When Natasha returned her hand to her wineglass, cleavage hefted out of her top. Somehow, though, it was never quite enough to be obscene.
“I’ll find Emily,” Sydney said, standing.
Jamie steered her gaze from Natasha, who walked right toward them. Great.
Sydney crossed directly to Natasha. The two stood several feet away, speaking in whispered voices, as Jamie fought the urge to stand and leave. She wouldn’t give Natasha the satisfaction.
Natasha laughed at something Sydney had said. Every man in the vicinity halted to watch as she walked away from Sydney and sauntered toward them.
“Hi, ladies,” Natasha said, then nodded in her direction. “Vail.”
“Slut,” Jamie said, loud enough to be heard.
Natasha’s eyes narrowed. “You say something, Vail?”
“Nothing newsworthy.”
“Sit down, Natasha,” Cameron Cruz said.
Cameron was one of the good ones. A sharpshooter with Special Ops, she was one of the rookies who had reached out to Jamie after her split with Tim.
Jamie never reached back.
Natasha sat.
Hailey Wyatt leaned in and whispered, “You know she does it to get your goat.”

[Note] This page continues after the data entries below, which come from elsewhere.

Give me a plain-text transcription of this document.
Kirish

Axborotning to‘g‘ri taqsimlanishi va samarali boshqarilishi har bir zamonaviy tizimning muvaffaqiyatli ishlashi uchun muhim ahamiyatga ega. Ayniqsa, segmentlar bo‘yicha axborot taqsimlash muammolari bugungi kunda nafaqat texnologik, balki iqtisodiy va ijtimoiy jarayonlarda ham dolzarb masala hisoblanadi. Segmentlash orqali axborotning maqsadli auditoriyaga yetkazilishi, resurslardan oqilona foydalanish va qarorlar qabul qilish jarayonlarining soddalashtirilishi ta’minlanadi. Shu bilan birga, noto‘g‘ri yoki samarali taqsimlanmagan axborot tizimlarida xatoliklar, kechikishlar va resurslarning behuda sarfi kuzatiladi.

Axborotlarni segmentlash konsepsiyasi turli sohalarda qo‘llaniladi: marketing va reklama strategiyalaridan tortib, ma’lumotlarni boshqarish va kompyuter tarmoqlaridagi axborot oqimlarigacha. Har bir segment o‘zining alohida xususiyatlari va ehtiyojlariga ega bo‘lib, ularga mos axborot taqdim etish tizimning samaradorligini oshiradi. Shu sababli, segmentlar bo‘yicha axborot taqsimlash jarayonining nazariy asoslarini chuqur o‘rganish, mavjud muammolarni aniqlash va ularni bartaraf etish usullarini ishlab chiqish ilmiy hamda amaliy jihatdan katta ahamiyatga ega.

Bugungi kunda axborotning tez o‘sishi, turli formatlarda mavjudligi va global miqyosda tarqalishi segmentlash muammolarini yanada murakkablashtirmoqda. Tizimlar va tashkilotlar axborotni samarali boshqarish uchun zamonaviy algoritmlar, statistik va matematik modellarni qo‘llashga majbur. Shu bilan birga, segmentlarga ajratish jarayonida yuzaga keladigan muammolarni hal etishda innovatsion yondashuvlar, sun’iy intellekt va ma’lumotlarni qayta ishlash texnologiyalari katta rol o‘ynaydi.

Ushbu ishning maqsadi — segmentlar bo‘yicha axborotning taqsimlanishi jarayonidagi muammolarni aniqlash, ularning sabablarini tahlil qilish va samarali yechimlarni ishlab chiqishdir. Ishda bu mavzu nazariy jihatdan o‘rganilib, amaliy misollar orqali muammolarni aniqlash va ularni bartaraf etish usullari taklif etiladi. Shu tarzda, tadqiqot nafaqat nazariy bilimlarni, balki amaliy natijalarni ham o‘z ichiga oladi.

Hailey had been one of those women Jamie avoided at first. Truth be told, Jamie had avoided all of them, but some more than others. The sexy ones, in particular, made her feel uncomfortable and awkward.
Like Natasha, Hailey looked too perfect to be real, and certainly too attractive to be someone Jamie would want to be around.
Women shaped like Hailey Wyatt used their assets to gain favors, tossed their hips and winked to make things happen. Certainly Natasha Devlin was that way. The way she used to toss her dark hair over one shoulder. The little pout of her lips.